Sicurezza ferroviaria, esplosione sistema antincendio sul treno 12573, Alternativa per Anzio: “Ringrazia Il Consigliere Regionale Claudio Marotta per l’interrogazione presentata in regione Lazio. Ora la Regione Lazio pretenda verifiche immediate su tutta la flotta”
Alternativa per Anzio esprime il pieno sostegno all’interrogazione presentata dal Consigliere regionale Claudio Marotta in merito al grave incidente verificatosi il 18 luglio scorso presso la stazione di Maccarese, dove l’esplosione della bombola dell’impianto antincendio installata sulla locomotiva di coda del treno regionale n. 12573 ha messo seriamente a rischio la sicurezza del personale ferroviario e dei passeggeri.
Alternativa per Anzio è venuta a conoscenza dell’accaduto nelle ore immediatamente successive
all’incidente attraverso proprie fonti e ha immediatamente compreso la straordinaria gravità dell’episodio.
Per tale ragione ha rappresentato con urgenza la vicenda al Consigliere regionale Claudio Marotta,
evidenziando come l’esplosione di una bombola dell’impianto antincendio su un convoglio ferroviario costituisse un fatto di eccezionale rilevanza sotto il profilo della sicurezza pubblica e non un semplice guasto tecnico. Il Consigliere Marotta, resosi conto della potenziale portata dell’accaduto e delle possibili
conseguenze che un evento analogo avrebbe potuto provocare durante la marcia del treno, ha ritenuto
improcrastinabile investire immediatamente della questione il Presidente della Regione Lazio Francesco
Rocca e l’Assessore regionale ai Trasporti, presentando una specifica interrogazione per chiedere l’accertamento delle responsabilità, verifiche straordinarie sull’intera flotta regionale e l’adozione di tutte le misure necessarie a garantire la sicurezza dei passeggeri e del personale ferroviario.

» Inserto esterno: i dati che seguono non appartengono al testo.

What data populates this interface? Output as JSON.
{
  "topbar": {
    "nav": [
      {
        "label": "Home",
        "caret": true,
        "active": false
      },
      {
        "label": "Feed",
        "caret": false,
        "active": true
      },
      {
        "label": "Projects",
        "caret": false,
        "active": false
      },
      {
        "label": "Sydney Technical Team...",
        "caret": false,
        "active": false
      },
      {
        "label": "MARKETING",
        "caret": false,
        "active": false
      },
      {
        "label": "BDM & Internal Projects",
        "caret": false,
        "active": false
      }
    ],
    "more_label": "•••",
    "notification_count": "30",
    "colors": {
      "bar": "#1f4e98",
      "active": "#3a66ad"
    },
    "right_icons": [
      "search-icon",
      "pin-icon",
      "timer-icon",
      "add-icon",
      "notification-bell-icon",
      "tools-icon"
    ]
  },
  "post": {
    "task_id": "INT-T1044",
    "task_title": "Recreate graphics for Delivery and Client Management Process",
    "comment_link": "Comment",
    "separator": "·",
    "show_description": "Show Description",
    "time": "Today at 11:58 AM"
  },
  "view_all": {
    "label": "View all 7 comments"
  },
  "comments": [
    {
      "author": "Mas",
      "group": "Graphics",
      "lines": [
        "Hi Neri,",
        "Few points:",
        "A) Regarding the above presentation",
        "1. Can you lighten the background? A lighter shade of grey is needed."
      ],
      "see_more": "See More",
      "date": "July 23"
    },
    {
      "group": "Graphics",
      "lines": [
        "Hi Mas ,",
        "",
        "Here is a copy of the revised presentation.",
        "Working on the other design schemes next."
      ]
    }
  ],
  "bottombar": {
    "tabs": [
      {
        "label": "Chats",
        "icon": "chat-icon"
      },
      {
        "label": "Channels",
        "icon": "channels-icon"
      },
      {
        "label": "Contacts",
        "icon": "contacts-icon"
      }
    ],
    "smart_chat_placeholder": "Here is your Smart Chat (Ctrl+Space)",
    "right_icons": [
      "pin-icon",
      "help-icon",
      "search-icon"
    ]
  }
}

Si tratta di un episodio che non può essere archiviato come un semplice inconveniente tecnico. Le locomotive E.464 e le carrozze Vivalto costituiscono da oltre vent’anni l’ossatura del trasporto ferroviario regionale e vengono utilizzate quotidianamente da decine di migliaia di pendolari, compresi quelli della linea FL8 Roma-Nettuno. Proprio per questo è indispensabile fare piena luce sulle cause dell’accaduto e verificare immediatamente le condizioni di sicurezza dell’intero materiale rotabile.

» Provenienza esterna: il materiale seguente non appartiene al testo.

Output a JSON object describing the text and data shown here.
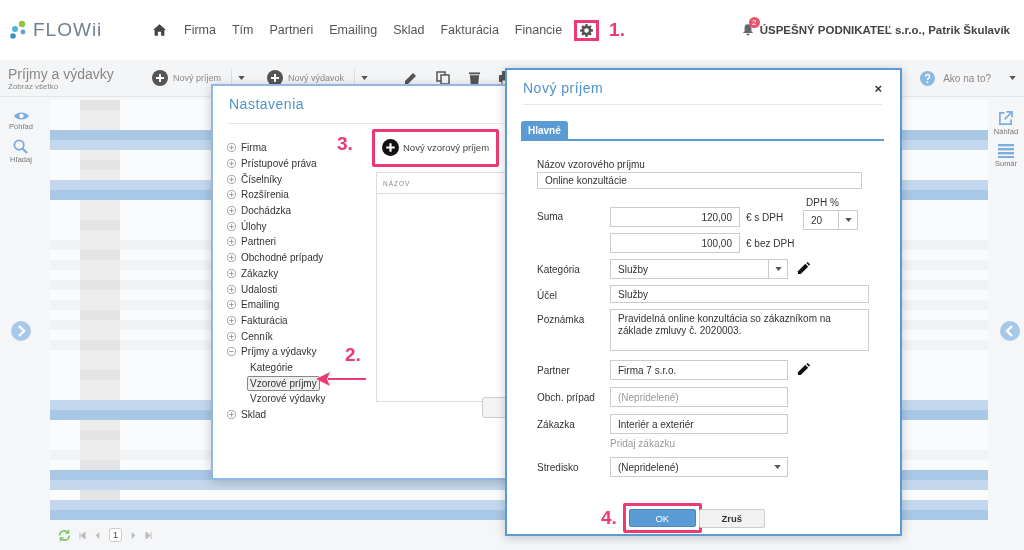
{
  "header": {
    "logo": "FLOWii",
    "nav": [
      "Firma",
      "Tím",
      "Partneri",
      "Emailing",
      "Sklad",
      "Fakturácia",
      "Financie"
    ],
    "notification_count": "2",
    "company": "ÚSPEŠNÝ PODNIKATEĽ s.r.o., Patrik Škulavík"
  },
  "toolbar": {
    "title": "Príjmy a výdavky",
    "subtitle": "Zobraz všetko",
    "buttons": [
      "Nový príjem",
      "Nový výdavok"
    ],
    "help": "Ako na to?"
  },
  "left_rail": [
    "Pohľad",
    "Hľadaj"
  ],
  "right_rail": [
    "Náhľad",
    "Sumár"
  ],
  "pager": {
    "page": "1"
  },
  "settings_dialog": {
    "title": "Nastavenia",
    "new_button": "Nový vzorový príjem",
    "columns": [
      "NÁZOV"
    ],
    "tree": [
      {
        "label": "Firma",
        "expanded": false
      },
      {
        "label": "Prístupové práva",
        "expanded": false
      },
      {
        "label": "Číselníky",
        "expanded": false
      },
      {
        "label": "Rozšírenia",
        "expanded": false
      },
      {
        "label": "Dochádzka",
        "expanded": false
      },
      {
        "label": "Úlohy",
        "expanded": false
      },
      {
        "label": "Partneri",
        "expanded": false
      },
      {
        "label": "Obchodné prípady",
        "expanded": false
      },
      {
        "label": "Zákazky",
        "expanded": false
      },
      {
        "label": "Udalosti",
        "expanded": false
      },
      {
        "label": "Emailing",
        "expanded": false
      },
      {
        "label": "Fakturácia",
        "expanded": false
      },
      {
        "label": "Cenník",
        "expanded": false
      },
      {
        "label": "Príjmy a výdavky",
        "expanded": true,
        "children": [
          {
            "label": "Kategórie",
            "selected": false
          },
          {
            "label": "Vzorové príjmy",
            "selected": true
          },
          {
            "label": "Vzorové výdavky",
            "selected": false
          }
        ]
      },
      {
        "label": "Sklad",
        "expanded": false
      }
    ]
  },
  "income_dialog": {
    "title": "Nový príjem",
    "close": "×",
    "tabs": [
      {
        "label": "Hlavné",
        "selected": true
      }
    ],
    "form": [
      {
        "kind": "title",
        "label": "Názov vzorového príjmu",
        "value": "Online konzultácie"
      },
      {
        "kind": "amount",
        "label": "Suma",
        "gross": "120,00",
        "gross_unit": "€ s DPH",
        "net": "100,00",
        "net_unit": "€ bez DPH",
        "vat_label": "DPH %",
        "vat": "20"
      },
      {
        "kind": "combo",
        "label": "Kategória",
        "value": "Služby",
        "edit": true
      },
      {
        "kind": "text",
        "label": "Účel",
        "value": "Služby"
      },
      {
        "kind": "textarea",
        "label": "Poznámka",
        "value": "Pravidelná online konzultácia so zákazníkom na základe zmluvy č. 2020003."
      },
      {
        "kind": "lookup",
        "label": "Partner",
        "value": "Firma 7 s.r.o.",
        "edit": true
      },
      {
        "kind": "lookup",
        "label": "Obch. prípad",
        "placeholder": "(Nepridelené)"
      },
      {
        "kind": "lookup",
        "label": "Zákazka",
        "value": "Interiér a exteriér",
        "link": "Pridaj zákazku"
      },
      {
        "kind": "select",
        "label": "Stredisko",
        "value": "(Nepridelené)"
      }
    ],
    "buttons": [
      "OK",
      "Zruš"
    ]
  },
  "annotations": [
    "1.",
    "2.",
    "3.",
    "4."
  ]
}
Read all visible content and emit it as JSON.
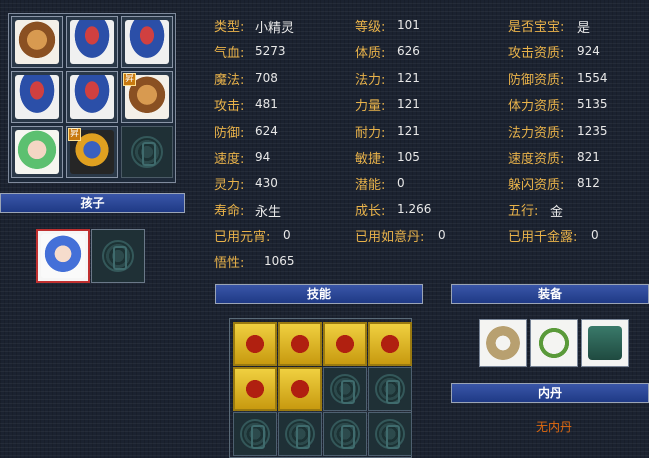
{
  "pet_list": {
    "cells": [
      {
        "icon": "monkey-sage-pet-icon",
        "art": "monkey"
      },
      {
        "icon": "shell-pet-icon",
        "art": "shell"
      },
      {
        "icon": "shell-pet-icon",
        "art": "shell"
      },
      {
        "icon": "shell-pet-icon",
        "art": "shell"
      },
      {
        "icon": "shell-pet-icon",
        "art": "shell"
      },
      {
        "icon": "monkey-pet-icon",
        "art": "monkey",
        "badge": "昇"
      },
      {
        "icon": "green-hair-girl-pet-icon",
        "art": "girl"
      },
      {
        "icon": "armored-pet-icon",
        "art": "knight",
        "badge": "昇"
      },
      {
        "icon": "empty-slot-icon",
        "art": "empty"
      }
    ]
  },
  "child": {
    "title": "孩子"
  },
  "stats": {
    "type_label": "类型:",
    "type_value": "小精灵",
    "level_label": "等级:",
    "level_value": "101",
    "baby_label": "是否宝宝:",
    "baby_value": "是",
    "hp_label": "气血:",
    "hp_value": "5273",
    "con_label": "体质:",
    "con_value": "626",
    "atk_apt_label": "攻击资质:",
    "atk_apt_value": "924",
    "mp_label": "魔法:",
    "mp_value": "708",
    "mag_label": "法力:",
    "mag_value": "121",
    "def_apt_label": "防御资质:",
    "def_apt_value": "1554",
    "atk_label": "攻击:",
    "atk_value": "481",
    "str_label": "力量:",
    "str_value": "121",
    "hp_apt_label": "体力资质:",
    "hp_apt_value": "5135",
    "def_label": "防御:",
    "def_value": "624",
    "end_label": "耐力:",
    "end_value": "121",
    "mag_apt_label": "法力资质:",
    "mag_apt_value": "1235",
    "spd_label": "速度:",
    "spd_value": "94",
    "agi_label": "敏捷:",
    "agi_value": "105",
    "spd_apt_label": "速度资质:",
    "spd_apt_value": "821",
    "sp_label": "灵力:",
    "sp_value": "430",
    "pot_label": "潜能:",
    "pot_value": "0",
    "dodge_apt_label": "躲闪资质:",
    "dodge_apt_value": "812",
    "life_label": "寿命:",
    "life_value": "永生",
    "growth_label": "成长:",
    "growth_value": "1.266",
    "elem_label": "五行:",
    "elem_value": "金",
    "yuanxiao_label": "已用元宵:",
    "yuanxiao_value": "0",
    "ruyi_label": "已用如意丹:",
    "ruyi_value": "0",
    "qianjin_label": "已用千金露:",
    "qianjin_value": "0",
    "wux_label": "悟性:",
    "wux_value": "1065"
  },
  "skills": {
    "title": "技能"
  },
  "equipment": {
    "title": "装备"
  },
  "inner_pill": {
    "title": "内丹",
    "none_text": "无内丹"
  },
  "colors": {
    "label": "#e8b24a",
    "value": "#e8e8e8",
    "accent_orange": "#e06a10",
    "bar_blue": "#2a46a0"
  }
}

L’interrogazione del Consigliere Marotta pone domande precise alla Regione Lazio: conoscere le cause dell’esplosione, verificare se sia stata attivata un’indagine da parte dell’Agenzia Nazionale per la Sicurezza delle Ferrovie e delle Infrastrutture Stradali e Autostradali, disporre controlli straordinari sull’intera flotta delle locomotive E.464 e delle carrozze Vivalto dotate dello stesso sistema antincendio e adottare ogni
misura necessaria a tutela dei lavoratori e dei viaggiatori.

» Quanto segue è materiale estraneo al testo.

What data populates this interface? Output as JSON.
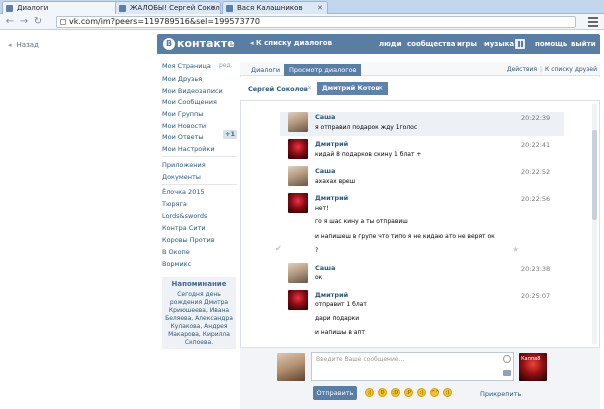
{
  "browser": {
    "tabs": [
      {
        "label": "Диалоги"
      },
      {
        "label": "ЖАЛОБЫ! Сергей Соколо"
      },
      {
        "label": "Вася Калашников"
      }
    ],
    "url": "vk.com/im?peers=119789516&sel=199573770"
  },
  "back_label": "Назад",
  "header": {
    "logo": "контакте",
    "back_to_list": "К списку диалогов",
    "nav": [
      "люди",
      "сообщества",
      "игры",
      "музыка",
      "помощь",
      "выйти"
    ]
  },
  "left_menu": {
    "main": [
      "Моя Страница",
      "Мои Друзья",
      "Мои Видеозаписи",
      "Мои Сообщения",
      "Мои Группы",
      "Мои Новости",
      "Мои Ответы",
      "Мои Настройки"
    ],
    "edit_label": "ред.",
    "answers_badge": "+1",
    "extra": [
      "Приложения",
      "Документы"
    ],
    "apps": [
      "Ёлочка 2015",
      "Тюряга",
      "Lords&swords",
      "Контра Сити",
      "Коровы Против",
      "В Окопе",
      "Вормикс"
    ],
    "reminder": {
      "title": "Напоминание",
      "body": "Сегодня день рождения Дмитра Криюшеева, Ивана Беляева, Александра Кулакова, Андрея Макарова, Кирилла Скпоева."
    }
  },
  "panel": {
    "tabs": [
      "Диалоги",
      "Просмотр диалогов"
    ],
    "actions": "Действия",
    "to_friends": "К списку друзей",
    "people": [
      "Сергей Соколов",
      "Дмитрий Котов"
    ]
  },
  "messages": [
    {
      "author": "Саша",
      "time": "20:22:39",
      "lines": [
        "я отправил подарок жду 1голос"
      ]
    },
    {
      "author": "Дмитрий",
      "time": "20:22:41",
      "lines": [
        "кидай 8 подарков скину 1 блат +"
      ]
    },
    {
      "author": "Саша",
      "time": "20:22:52",
      "lines": [
        "ахахах вреш"
      ]
    },
    {
      "author": "Дмитрий",
      "time": "20:22:56",
      "lines": [
        "нет!",
        "го я шас кину а ты отправиш",
        "и напишеш в групе что типо я не кидаю ато не верят ок",
        "?"
      ]
    },
    {
      "author": "Саша",
      "time": "20:23:38",
      "lines": [
        "ок"
      ]
    },
    {
      "author": "Дмитрий",
      "time": "20:25:07",
      "lines": [
        "отправит 1 блат",
        "дари подарки",
        "и напишы в апт"
      ]
    }
  ],
  "composer": {
    "placeholder": "Введите Ваше сообщение...",
    "send_label": "Отправить",
    "attach_label": "Прикрепить",
    "their_avatar_label": "Каппа8"
  }
}
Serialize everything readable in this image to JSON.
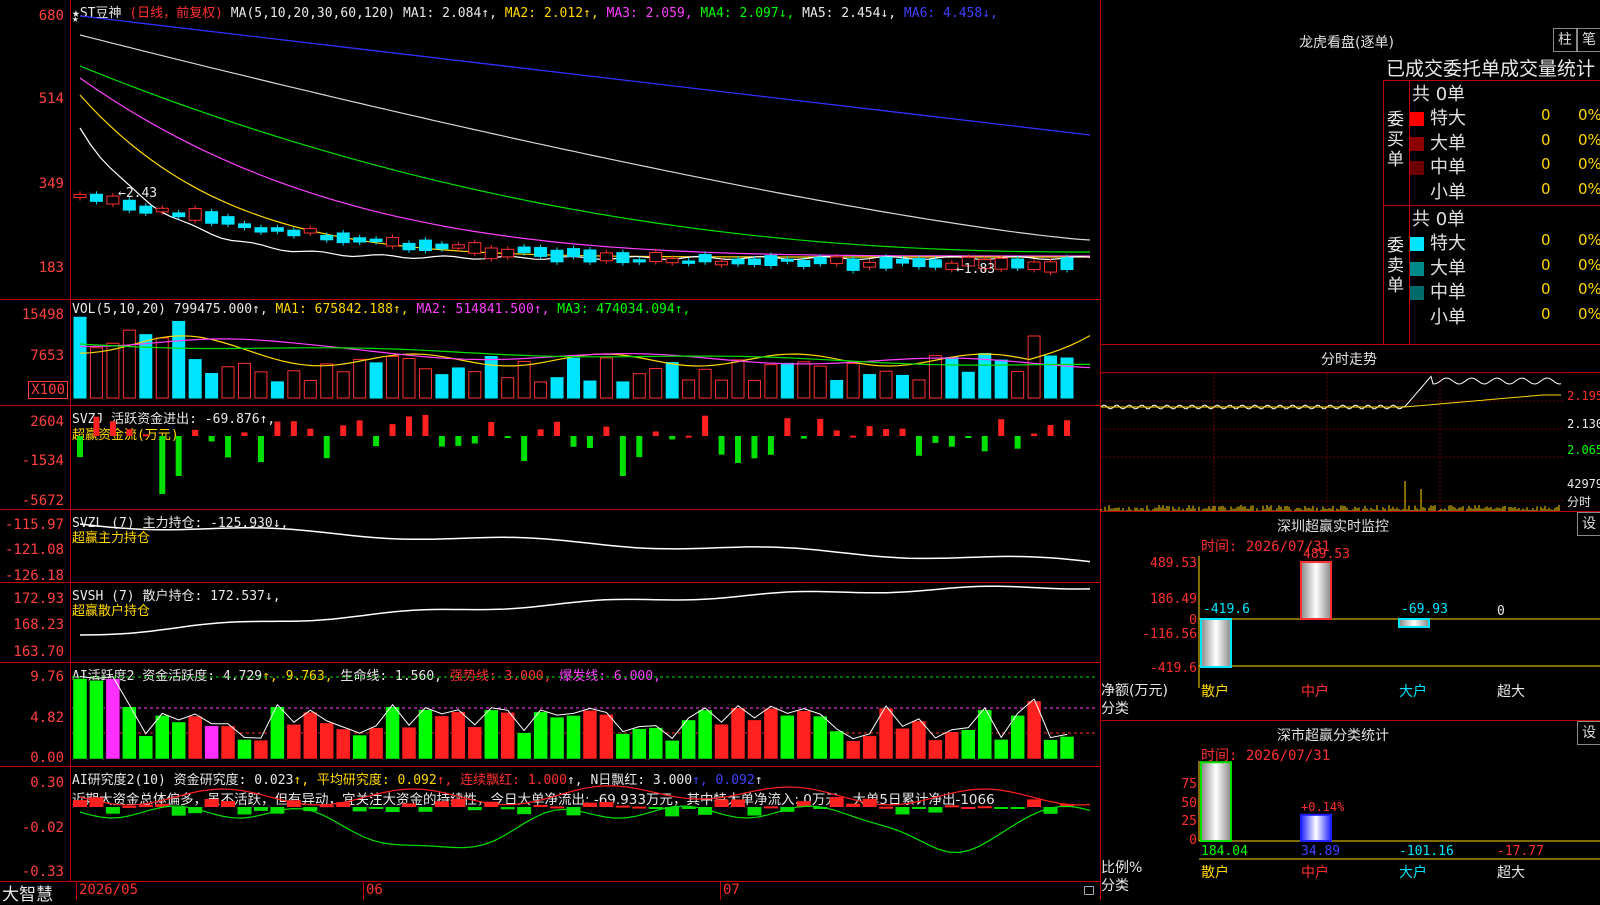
{
  "stock": {
    "name": "★ST豆神",
    "period": "(日线，前复权)",
    "star": "★"
  },
  "ma_header": {
    "label": "MA(5,10,20,30,60,120)",
    "items": [
      {
        "t": "MA1: 2.084↑",
        "c": "#e8e8e8"
      },
      {
        "t": "MA2: 2.012↑",
        "c": "#ffd700"
      },
      {
        "t": "MA3: 2.059",
        "c": "#ff40ff"
      },
      {
        "t": "MA4: 2.097↓",
        "c": "#00ff00"
      },
      {
        "t": "MA5: 2.454↓",
        "c": "#e8e8e8"
      },
      {
        "t": "MA6: 4.458↓",
        "c": "#4040ff"
      }
    ],
    "high_marker": "←2.43",
    "low_marker": "←1.83"
  },
  "price_axis": [
    "680",
    "514",
    "349",
    "183"
  ],
  "vol": {
    "label": "VOL(5,10,20)",
    "items": [
      {
        "t": "799475.000↑",
        "c": "#e8e8e8"
      },
      {
        "t": "MA1: 675842.188↑",
        "c": "#ffd700"
      },
      {
        "t": "MA2: 514841.500↑",
        "c": "#ff40ff"
      },
      {
        "t": "MA3: 474034.094↑",
        "c": "#00ff00"
      }
    ],
    "axis": [
      "15498",
      "7653",
      "X100"
    ]
  },
  "svzj": {
    "label": "SVZJ  活跃资金进出: -69.876↑,",
    "sub": "超赢资金流(万元)",
    "axis": [
      "2604",
      "-1534",
      "-5672"
    ]
  },
  "svzl": {
    "label": "SVZL (7) 主力持仓: -125.930↓,",
    "sub": "超赢主力持仓",
    "axis": [
      "-115.97",
      "-121.08",
      "-126.18"
    ]
  },
  "svsh": {
    "label": "SVSH (7) 散户持仓: 172.537↓,",
    "sub": "超赢散户持仓",
    "axis": [
      "172.93",
      "168.23",
      "163.70"
    ]
  },
  "ai1": {
    "items": [
      {
        "t": "AI活跃度2 资金活跃度: 4.729",
        "c": "#e8e8e8"
      },
      {
        "t": "↑, 9.763,",
        "c": "#ffd700"
      },
      {
        "t": " 生命线: 1.560,",
        "c": "#e8e8e8"
      },
      {
        "t": " 强势线: 3.000,",
        "c": "#ff3030"
      },
      {
        "t": " 爆发线: 6.000,",
        "c": "#ff40ff"
      }
    ],
    "axis": [
      "9.76",
      "4.82",
      "0.00"
    ]
  },
  "ai2": {
    "items": [
      {
        "t": "AI研究度2(10) 资金研究度: 0.023",
        "c": "#e8e8e8"
      },
      {
        "t": "↑, 平均研究度: 0.092",
        "c": "#ffd700"
      },
      {
        "t": "↑, 连续飘红: 1.000",
        "c": "#ff3030"
      },
      {
        "t": "↑, N日飘红: 3.000",
        "c": "#e8e8e8"
      },
      {
        "t": "↑, 0.092",
        "c": "#4040ff"
      },
      {
        "t": "↑",
        "c": "#e8e8e8"
      }
    ],
    "comment": "近期大资金总体偏多，虽不活跃，但有异动，宜关注大资金的持续性，今日大单净流出: -69.933万元，其中特大单净流入: 0万元，大单5日累计净出-1066",
    "axis": [
      "0.30",
      "-0.02",
      "-0.33"
    ]
  },
  "bottom": {
    "brand": "大智慧",
    "dates": [
      "2026/05",
      "06",
      "07"
    ]
  },
  "longhu": {
    "title": "龙虎看盘(逐单)",
    "btn1": "柱",
    "btn2": "笔",
    "subtitle": "已成交委托单成交量统计",
    "buy_label": "委买单",
    "sell_label": "委卖单",
    "buy_total": "共 0单",
    "sell_total": "共 0单",
    "buy": [
      {
        "name": "特大",
        "n": "0",
        "p": "0%",
        "color": "#ff0000"
      },
      {
        "name": "大单",
        "n": "0",
        "p": "0%",
        "color": "#8b0000"
      },
      {
        "name": "中单",
        "n": "0",
        "p": "0%",
        "color": "#6b0000"
      },
      {
        "name": "小单",
        "n": "0",
        "p": "0%",
        "color": ""
      }
    ],
    "sell": [
      {
        "name": "特大",
        "n": "0",
        "p": "0%",
        "color": "#00e5ff"
      },
      {
        "name": "大单",
        "n": "0",
        "p": "0%",
        "color": "#008b8b"
      },
      {
        "name": "中单",
        "n": "0",
        "p": "0%",
        "color": "#006b6b"
      },
      {
        "name": "小单",
        "n": "0",
        "p": "0%",
        "color": ""
      }
    ]
  },
  "fenshi": {
    "title": "分时走势",
    "axis": [
      "2.195",
      "2.130",
      "2.065"
    ],
    "vol_label": "42979",
    "vol_unit": "分时"
  },
  "sz_monitor": {
    "title": "深圳超赢实时监控",
    "btn": "设",
    "time": "时间: 2026/07/31",
    "axis": [
      "489.53",
      "186.49",
      "0",
      "-116.56",
      "-419.6"
    ],
    "ylabel": "净额(万元)",
    "xlabel": "分类",
    "cats": [
      {
        "t": "散户",
        "c": "#ffd700"
      },
      {
        "t": "中户",
        "c": "#ff3030"
      },
      {
        "t": "大户",
        "c": "#00e5ff"
      },
      {
        "t": "超大",
        "c": "#e8e8e8"
      }
    ],
    "values": [
      {
        "v": "-419.6",
        "c": "#00e5ff"
      },
      {
        "v": "489.53",
        "c": "#ff3030"
      },
      {
        "v": "-69.93",
        "c": "#00e5ff"
      },
      {
        "v": "0",
        "c": "#e8e8e8"
      }
    ]
  },
  "sz_class": {
    "title": "深市超赢分类统计",
    "btn": "设",
    "time": "时间: 2026/07/31",
    "axis": [
      "75",
      "50",
      "25",
      "0"
    ],
    "ylabel": "比例%",
    "xlabel": "分类",
    "cats": [
      {
        "t": "散户",
        "c": "#ffd700"
      },
      {
        "t": "中户",
        "c": "#ff3030"
      },
      {
        "t": "大户",
        "c": "#00e5ff"
      },
      {
        "t": "超大",
        "c": "#e8e8e8"
      }
    ],
    "pct_label": "+0.14%",
    "values": [
      {
        "v": "184.04",
        "c": "#00ff00"
      },
      {
        "v": "34.89",
        "c": "#4040ff"
      },
      {
        "v": "-101.16",
        "c": "#00e5ff"
      },
      {
        "v": "-17.77",
        "c": "#ff3030"
      }
    ]
  }
}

Come Alternativa per Anzio riteniamo che questo episodio debba rappresentare un campanello d’allarme per l’intero sistema ferroviario regionale. Se un’esplosione di questo tipo fosse avvenuta mentre il convoglio era in piena corsa e non durante la sosta in stazione, le conseguenze avrebbero potuto essere drammatiche, coinvolgendo anche altri treni in transito, compresi convogli passeggeri e merci, anche con trasporto di sostanze pericolose, con il concreto rischio di determinare un disastro ferroviario di gravissime proporzioni.
Per questo chiediamo alla Regione Lazio di non limitarsi ad attendere l’esito delle indagini, ma di esercitare pienamente il proprio ruolo di ente affidante del servizio ferroviario regionale, pretendendo da Trenitalia verifiche immediate e straordinarie su tutti i convogli interessati, la massima trasparenza sulle cause
dell’incidente e un’informazione puntuale ai pendolari.
La sicurezza non può essere oggetto di risparmi, rinvii o sottovalutazioni. I cittadini che ogni giorno utilizzano
i treni regionali hanno diritto a viaggiare su mezzi pienamente sicuri e costantemente controllati. Su questo
tema non possono esistere esitazioni né ambiguità.
Alternativa per Anzio continuerà a seguire con attenzione gli sviluppi della vicenda, sostenendo ogni iniziativa istituzionale finalizzata a garantire la sicurezza del servizio ferroviario e la tutela dei pendolari del nostro territorio.